Было досадно – часы подарил отец на шестнадцатилетие, самые обыкновенные, не девичьи, а «молодежные» – простецкий циферблат чуть поболе пятака и дешевый кожаный ремешок, но семья жила трудно, и неизвестно, когда еще получишь новые. Однако и особого рода гордость она чувствовала – приятно вот так, запросто, совершить красивый жест ради минутного каприза того, кого любишь! Впрочем, приятность сошла на нет, стоило мысленно представить разъяренную мамочку, которая и так все дочкины проблемы связывала с неудачным кавалером.
Невысоких мужчин мать не терпела почти так же, как евреев, и, увидев мальчика в первый раз, заговорила недружелюбно, едва скрывая неприязнь за ироническими пассажами, но он был молодцом и обезоружил ее той же иронией, правда, с едва заметным оттенком дерзости. Диалог получился блистательным, победителей в таких не бывает, но жертвой стала, как обычно, дочь. Итак, она не была отпущена в кино с этаким щенком («А нос!.. Нос один чего стоит!»), и все дальнейшие отношения были бы под запретом, если бы не учеба на одном курсе. Все попытки объяснить, какой он замечательный, умный и добрый, вызывали лишь неописуемую ярость. Подозревать можно было какой-нибудь семейный «скелет в шкафу» – во всяком случае, повод к изысканиям был.
Мать в юности слыла первой красавицей и гордячкой филологического отделения и отказала доброму веселому еврейскому юноше из Пищевого института, который, недолго думая, осчастливил законным браком ее младшую сестру, заделавшись таким образом официальным родственником, почти братом. По распределению он попал в бывший Кенигсберг, там восстанавливал из руин пищевую промышленность и скоро стал директором ликеро-водочного завода. Часто наезжал в Москву, в командировки, в какой-то таинственный Главк. С его приездом дом наполнялся радостным басом и кучей подарков самого неожиданного свойства. Как-то раз он появился на пороге с ведром, полным живых омаров, и с хохотом объяснил, что только вчера в порту пришвартовался корабль, по знакомству и перепало. Гигантские раки ползали по кухонному столу, их даже жалко было варить. Девочку дядя любил особенно – очень похожа была на мать в юности – и привозил ей то янтарные украшения, то какой-нибудь прибалтийский писк моды вроде белых колготок, и она тоже обожала дядю, но ей казалось, что этот веселый бас, это ощущение жизни, исходящее от высокого лысого человека, имеют какое-то отношение к той обиде, что прятала мать глубоко-глубоко в себе. В последний раз девочка получила в подарок джемпер из валютного магазина, да такого синтетически-розового цвета, что сидя в аудитории выглядела как фламинго среди стаи ворон.

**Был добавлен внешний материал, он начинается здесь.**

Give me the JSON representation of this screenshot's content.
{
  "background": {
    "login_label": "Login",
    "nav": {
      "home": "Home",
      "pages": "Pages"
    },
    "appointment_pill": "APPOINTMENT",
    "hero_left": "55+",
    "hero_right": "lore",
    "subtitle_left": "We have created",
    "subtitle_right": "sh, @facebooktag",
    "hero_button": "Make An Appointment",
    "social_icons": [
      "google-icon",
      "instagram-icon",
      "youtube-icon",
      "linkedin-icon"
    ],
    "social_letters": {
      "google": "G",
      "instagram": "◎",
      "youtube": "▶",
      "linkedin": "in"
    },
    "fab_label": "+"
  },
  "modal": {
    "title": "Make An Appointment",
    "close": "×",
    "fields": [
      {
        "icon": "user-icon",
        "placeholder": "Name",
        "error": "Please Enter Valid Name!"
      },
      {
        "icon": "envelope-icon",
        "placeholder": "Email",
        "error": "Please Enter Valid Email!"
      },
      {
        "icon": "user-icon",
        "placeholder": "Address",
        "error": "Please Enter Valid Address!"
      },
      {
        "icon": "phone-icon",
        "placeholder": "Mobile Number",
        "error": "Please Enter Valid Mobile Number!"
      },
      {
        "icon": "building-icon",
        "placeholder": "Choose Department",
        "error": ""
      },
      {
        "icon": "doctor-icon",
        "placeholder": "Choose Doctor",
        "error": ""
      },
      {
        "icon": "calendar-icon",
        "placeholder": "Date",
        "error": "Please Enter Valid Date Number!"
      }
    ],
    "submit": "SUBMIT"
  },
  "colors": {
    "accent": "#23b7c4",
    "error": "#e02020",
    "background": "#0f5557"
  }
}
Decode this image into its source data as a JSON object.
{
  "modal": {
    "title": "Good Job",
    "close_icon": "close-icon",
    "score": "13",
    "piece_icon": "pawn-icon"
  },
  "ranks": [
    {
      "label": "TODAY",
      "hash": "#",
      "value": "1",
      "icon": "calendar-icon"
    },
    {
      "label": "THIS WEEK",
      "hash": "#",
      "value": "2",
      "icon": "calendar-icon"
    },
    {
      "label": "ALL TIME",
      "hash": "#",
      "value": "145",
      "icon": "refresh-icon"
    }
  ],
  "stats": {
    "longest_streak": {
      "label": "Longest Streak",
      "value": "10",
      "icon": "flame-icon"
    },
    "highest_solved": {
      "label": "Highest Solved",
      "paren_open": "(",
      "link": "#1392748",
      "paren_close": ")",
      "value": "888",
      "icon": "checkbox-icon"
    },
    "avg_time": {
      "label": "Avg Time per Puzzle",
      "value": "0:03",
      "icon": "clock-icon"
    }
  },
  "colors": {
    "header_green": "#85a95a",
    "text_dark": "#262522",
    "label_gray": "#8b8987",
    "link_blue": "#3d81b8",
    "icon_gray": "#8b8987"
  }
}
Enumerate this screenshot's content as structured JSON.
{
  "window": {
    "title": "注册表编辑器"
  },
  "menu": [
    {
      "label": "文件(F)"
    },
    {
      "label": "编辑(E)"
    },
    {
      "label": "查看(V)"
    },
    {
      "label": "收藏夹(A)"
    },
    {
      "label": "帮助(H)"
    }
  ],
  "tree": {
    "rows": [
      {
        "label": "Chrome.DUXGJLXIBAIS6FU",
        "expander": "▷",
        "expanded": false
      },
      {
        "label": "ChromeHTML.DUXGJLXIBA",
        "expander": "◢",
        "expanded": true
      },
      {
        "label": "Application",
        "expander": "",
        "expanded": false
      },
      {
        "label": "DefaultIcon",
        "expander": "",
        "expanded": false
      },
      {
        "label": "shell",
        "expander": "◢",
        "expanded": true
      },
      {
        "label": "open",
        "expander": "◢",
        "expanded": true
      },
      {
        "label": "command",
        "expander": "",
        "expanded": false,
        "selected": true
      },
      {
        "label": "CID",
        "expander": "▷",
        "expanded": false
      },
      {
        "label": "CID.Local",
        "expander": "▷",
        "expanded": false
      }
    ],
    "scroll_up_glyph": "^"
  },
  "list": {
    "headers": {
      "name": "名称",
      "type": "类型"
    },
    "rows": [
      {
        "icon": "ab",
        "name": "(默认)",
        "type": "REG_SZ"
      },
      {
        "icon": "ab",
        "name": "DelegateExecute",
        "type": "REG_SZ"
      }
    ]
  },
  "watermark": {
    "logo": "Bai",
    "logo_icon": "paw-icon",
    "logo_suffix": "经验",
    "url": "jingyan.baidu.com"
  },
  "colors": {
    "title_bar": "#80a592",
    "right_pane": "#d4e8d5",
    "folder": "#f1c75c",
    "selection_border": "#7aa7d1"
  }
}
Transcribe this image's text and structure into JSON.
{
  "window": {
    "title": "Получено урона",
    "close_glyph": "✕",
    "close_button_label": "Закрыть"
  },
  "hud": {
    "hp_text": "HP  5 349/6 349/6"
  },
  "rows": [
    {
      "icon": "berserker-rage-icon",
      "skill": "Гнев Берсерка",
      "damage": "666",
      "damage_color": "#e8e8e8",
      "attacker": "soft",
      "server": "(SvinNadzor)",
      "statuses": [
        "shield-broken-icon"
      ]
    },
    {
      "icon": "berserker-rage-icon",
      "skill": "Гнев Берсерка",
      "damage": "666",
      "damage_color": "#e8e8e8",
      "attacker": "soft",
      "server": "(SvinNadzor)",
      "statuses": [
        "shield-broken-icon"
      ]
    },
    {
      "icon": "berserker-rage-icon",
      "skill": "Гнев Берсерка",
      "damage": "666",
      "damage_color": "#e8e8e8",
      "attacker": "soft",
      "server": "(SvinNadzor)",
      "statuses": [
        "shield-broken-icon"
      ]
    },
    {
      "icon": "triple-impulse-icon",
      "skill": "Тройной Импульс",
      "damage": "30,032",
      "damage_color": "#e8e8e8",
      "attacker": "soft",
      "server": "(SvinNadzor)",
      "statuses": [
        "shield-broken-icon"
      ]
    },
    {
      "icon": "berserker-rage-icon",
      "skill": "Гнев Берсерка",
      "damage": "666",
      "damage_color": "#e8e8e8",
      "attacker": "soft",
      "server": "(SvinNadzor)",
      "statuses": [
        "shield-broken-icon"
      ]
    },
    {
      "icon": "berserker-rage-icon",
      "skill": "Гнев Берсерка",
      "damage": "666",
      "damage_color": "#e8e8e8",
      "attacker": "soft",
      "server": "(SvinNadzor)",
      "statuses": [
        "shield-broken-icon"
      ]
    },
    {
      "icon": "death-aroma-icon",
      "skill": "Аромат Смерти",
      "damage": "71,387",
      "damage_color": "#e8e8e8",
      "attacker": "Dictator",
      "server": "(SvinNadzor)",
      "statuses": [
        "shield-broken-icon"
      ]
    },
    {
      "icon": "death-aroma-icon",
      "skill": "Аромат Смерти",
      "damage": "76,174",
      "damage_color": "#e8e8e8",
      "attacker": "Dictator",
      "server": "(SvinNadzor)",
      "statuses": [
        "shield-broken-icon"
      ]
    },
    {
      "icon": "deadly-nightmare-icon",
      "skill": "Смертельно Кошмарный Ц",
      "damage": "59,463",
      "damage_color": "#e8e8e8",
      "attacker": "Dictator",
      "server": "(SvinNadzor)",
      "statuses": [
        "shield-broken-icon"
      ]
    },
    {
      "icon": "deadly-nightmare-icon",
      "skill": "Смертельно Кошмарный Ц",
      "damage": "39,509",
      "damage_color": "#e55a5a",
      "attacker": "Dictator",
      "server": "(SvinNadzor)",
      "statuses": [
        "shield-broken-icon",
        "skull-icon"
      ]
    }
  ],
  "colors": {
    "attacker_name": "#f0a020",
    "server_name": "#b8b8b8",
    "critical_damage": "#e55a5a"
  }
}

А мальчику понравилось. Он вообще как-то сказал ей – ты видишь, мы на курсе хуже всех одеты? Она удивилась, поскольку не замечала. Ей всегда перепадали мамины вещи, которые она считала верхом элегантности. Модные журналы были маминой слабостью, шила она великолепно, девочка всегда рада была получить что-то с ее плеча – слегка перешитое, аккуратно подогнанное. И стрижку мама делала ей сама – точно как в польском фильме «Вернись, Беата!».
Мальчик донашивал бесформенный папин свитер, а знаменитый потертый портфель, видимо, раньше тоже был достоянием доктора философии. Но если девочка не догадывалась стесняться маминой старой сумки в качестве вместилища конспектов, то мальчик обнаруживал признаки уязвленного достоинства – и она наконец стала понимать, что он болезненно гордится своим еврейством и интеллигентским происхождением. Печать изгойства казалась ему непреодолимой, а мамочкины нападки закономерно воспринимались в том же ряду.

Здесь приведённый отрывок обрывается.